To prevent insider threats, provide everyone on the staff with comprehensive cybersecurity training, and at the end, have everyone sign off on what they learned so they can be held accountable.
As your company grows, it can be challenging to watch every single computer, keep tabs on your software and ensure that every program is updated when a new version becomes available; however, it must be done.
Hackers watch this kind of stuff, and they’ll pay attention to whether you’ve updated software or not, and when they see that you haven’t, they’ll take advantage of those weak points. Whenever a new version of any software becomes available, the new patch guards against the newest cybersecurity threats, so update whenever you can and stay protected.
The other issue many companies face is that an employee will unknowingly install a pirated piece of software that may be advertised as free or an unexpected add-on. The software can be loaded with malware, and once installed, those viruses leak into the system. Advise employees to only download software if they get the IT team involved.

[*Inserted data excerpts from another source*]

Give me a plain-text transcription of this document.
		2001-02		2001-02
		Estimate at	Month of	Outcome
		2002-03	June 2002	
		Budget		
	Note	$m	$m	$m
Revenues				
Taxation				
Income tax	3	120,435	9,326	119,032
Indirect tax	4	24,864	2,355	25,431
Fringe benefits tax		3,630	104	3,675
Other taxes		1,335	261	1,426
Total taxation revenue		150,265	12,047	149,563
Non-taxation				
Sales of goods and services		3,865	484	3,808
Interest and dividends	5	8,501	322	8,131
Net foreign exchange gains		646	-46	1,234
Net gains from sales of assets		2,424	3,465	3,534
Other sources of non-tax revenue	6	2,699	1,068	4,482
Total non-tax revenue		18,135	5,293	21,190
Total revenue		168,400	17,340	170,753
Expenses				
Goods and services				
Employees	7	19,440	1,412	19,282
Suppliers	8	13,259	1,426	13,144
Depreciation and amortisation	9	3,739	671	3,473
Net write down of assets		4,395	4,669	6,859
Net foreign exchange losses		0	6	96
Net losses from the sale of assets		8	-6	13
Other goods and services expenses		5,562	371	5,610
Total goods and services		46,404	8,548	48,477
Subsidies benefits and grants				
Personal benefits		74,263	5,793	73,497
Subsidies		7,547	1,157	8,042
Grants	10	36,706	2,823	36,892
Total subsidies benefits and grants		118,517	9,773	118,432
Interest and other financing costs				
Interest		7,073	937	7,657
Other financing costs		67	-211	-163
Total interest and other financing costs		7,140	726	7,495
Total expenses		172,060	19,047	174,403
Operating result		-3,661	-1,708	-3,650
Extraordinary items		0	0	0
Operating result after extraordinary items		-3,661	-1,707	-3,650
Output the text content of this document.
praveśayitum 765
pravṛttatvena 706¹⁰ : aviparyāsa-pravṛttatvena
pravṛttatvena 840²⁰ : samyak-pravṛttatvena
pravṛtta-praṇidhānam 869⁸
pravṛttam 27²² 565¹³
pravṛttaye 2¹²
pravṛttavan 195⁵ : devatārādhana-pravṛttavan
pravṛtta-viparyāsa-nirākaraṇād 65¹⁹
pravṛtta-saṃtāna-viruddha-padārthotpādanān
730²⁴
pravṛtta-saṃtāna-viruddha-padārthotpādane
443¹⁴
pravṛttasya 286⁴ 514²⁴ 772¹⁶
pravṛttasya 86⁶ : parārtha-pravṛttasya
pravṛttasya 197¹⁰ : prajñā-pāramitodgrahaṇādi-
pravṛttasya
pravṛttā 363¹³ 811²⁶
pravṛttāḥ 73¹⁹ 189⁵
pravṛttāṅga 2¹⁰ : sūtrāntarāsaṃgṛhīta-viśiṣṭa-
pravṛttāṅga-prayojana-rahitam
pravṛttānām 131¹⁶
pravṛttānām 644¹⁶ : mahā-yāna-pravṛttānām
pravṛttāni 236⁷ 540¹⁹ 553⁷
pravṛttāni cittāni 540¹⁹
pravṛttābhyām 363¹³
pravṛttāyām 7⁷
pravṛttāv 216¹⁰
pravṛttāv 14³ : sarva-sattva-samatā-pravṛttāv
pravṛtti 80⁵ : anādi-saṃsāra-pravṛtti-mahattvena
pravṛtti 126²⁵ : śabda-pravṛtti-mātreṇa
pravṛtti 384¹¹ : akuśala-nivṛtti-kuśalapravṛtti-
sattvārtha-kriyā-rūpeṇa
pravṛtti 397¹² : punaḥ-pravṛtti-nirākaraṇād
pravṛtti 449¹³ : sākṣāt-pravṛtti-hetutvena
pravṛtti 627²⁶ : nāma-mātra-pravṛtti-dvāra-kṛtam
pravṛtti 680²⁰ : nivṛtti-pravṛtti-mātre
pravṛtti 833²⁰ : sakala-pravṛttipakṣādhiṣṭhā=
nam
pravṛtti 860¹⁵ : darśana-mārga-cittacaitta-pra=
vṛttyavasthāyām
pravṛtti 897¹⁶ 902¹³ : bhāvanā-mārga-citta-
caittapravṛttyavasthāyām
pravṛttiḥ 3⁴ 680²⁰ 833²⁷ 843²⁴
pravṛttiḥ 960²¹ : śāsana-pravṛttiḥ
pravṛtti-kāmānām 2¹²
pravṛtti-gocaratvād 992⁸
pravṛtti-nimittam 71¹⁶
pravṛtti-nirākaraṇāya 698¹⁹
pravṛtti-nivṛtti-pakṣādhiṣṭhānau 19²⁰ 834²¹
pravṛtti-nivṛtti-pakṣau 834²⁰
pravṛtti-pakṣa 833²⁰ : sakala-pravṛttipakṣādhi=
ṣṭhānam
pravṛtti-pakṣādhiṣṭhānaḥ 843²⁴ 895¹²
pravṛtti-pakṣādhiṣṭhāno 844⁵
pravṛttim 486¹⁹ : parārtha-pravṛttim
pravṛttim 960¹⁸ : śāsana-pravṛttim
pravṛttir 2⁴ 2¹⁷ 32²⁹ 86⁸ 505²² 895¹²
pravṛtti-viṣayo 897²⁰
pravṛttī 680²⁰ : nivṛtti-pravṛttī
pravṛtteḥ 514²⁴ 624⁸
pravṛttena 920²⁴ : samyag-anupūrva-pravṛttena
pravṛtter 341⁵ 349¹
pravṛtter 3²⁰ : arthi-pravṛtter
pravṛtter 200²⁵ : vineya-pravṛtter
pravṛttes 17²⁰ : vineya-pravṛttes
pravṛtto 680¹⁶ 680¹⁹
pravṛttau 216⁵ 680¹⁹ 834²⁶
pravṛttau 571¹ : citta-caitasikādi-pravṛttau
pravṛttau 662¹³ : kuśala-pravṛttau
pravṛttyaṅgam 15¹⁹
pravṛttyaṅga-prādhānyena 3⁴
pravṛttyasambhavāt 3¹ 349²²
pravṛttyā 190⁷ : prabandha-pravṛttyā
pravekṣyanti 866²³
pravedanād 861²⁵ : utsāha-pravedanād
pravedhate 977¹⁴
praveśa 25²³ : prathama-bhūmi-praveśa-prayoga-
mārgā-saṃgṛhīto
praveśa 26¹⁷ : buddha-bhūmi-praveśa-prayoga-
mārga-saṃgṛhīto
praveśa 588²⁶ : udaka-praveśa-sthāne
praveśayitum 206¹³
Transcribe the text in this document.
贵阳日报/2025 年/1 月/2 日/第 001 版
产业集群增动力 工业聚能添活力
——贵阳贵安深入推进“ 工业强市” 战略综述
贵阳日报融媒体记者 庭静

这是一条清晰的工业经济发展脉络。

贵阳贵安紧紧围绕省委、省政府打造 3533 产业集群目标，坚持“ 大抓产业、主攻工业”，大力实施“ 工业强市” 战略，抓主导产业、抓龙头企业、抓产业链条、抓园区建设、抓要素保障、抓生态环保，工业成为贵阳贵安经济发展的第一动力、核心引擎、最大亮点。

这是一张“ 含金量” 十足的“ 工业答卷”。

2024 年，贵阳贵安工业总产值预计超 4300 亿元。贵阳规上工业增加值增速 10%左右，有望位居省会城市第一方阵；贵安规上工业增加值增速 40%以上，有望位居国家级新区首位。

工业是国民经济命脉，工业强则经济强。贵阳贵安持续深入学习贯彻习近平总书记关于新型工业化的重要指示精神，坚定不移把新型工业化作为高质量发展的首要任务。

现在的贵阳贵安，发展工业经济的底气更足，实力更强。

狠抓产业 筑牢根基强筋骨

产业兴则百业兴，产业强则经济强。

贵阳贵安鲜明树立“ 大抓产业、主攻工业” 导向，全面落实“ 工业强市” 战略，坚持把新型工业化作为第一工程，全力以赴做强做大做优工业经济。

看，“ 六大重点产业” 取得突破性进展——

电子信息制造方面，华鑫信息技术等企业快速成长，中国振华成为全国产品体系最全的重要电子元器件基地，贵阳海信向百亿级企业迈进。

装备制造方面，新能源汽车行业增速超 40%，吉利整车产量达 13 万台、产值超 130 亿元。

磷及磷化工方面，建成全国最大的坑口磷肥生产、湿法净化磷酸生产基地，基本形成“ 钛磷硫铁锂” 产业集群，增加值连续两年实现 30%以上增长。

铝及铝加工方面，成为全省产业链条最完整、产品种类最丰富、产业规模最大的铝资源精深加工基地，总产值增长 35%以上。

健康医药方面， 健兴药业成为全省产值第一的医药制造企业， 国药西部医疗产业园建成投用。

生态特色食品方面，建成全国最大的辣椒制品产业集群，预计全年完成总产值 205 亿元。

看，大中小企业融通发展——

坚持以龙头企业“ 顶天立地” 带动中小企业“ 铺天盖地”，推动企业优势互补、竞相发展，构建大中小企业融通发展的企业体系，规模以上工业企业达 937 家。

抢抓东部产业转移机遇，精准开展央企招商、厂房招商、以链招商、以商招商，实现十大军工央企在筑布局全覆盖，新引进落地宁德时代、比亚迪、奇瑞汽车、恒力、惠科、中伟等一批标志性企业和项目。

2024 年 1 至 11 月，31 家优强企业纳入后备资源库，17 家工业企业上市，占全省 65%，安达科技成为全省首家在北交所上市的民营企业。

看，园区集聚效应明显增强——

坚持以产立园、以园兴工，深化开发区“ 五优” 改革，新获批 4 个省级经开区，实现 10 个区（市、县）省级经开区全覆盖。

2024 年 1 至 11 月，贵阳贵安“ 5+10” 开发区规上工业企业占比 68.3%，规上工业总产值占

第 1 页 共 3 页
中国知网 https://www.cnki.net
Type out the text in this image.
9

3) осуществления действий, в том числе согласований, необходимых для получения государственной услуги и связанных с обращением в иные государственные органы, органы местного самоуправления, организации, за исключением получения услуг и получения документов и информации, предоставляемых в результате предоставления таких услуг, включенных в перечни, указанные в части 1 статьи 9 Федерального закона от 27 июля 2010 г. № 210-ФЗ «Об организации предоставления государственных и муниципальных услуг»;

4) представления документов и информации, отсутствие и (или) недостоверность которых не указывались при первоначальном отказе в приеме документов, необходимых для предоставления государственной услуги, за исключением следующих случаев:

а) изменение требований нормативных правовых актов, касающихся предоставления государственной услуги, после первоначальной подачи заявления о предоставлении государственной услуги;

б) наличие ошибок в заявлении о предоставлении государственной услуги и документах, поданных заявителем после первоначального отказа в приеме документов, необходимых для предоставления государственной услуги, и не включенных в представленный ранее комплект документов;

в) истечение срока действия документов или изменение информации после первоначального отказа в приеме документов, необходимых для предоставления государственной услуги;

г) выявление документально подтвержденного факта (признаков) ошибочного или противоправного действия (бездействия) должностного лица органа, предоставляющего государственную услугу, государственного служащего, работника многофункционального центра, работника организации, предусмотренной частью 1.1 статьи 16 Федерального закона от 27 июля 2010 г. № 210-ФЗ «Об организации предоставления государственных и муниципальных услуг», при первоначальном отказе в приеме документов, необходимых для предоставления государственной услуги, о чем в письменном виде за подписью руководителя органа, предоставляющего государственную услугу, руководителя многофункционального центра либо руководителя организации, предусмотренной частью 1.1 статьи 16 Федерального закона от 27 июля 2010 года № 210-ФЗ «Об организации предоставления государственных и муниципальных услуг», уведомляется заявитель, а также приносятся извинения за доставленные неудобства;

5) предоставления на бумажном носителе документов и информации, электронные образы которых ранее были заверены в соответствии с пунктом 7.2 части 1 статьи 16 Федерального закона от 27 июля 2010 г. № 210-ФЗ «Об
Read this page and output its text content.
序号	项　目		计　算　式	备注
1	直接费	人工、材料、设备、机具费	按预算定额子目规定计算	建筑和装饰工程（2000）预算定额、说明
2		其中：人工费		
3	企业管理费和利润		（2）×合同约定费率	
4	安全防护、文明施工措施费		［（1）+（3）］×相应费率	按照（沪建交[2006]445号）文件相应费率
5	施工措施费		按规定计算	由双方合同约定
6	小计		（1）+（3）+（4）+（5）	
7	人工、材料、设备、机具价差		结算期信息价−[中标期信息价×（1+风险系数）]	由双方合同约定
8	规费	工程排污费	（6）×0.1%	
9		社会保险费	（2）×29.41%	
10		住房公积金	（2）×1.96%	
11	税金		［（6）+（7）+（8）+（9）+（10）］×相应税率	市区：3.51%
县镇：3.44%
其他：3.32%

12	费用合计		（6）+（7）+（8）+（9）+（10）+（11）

One of the worst threats a company can experience is the possibility of ransomware. Ransomware allows hackers to access your system and take it over until you pay a hefty sum of money. Ransomware is often the result of file sharing gone awry because employees can use programs like Google Drive to share information, but sometimes they accept it from an unverified source, and that source could be a hacker.
Prevent the possibility of ransomware by using smart passwords and educating teams never to click on links they were not expecting. It’s also wise to back up all of your essential data on external servers. If your information is taken for ransom, you can use the backup data and get up and running while you contact the authorities.
These are six big ways that business owners can stand tall and fight the attempts of cybercriminals looking to undermine their enterprises. Make cybersecurity your absolute number one priority and protect your investment and your customers.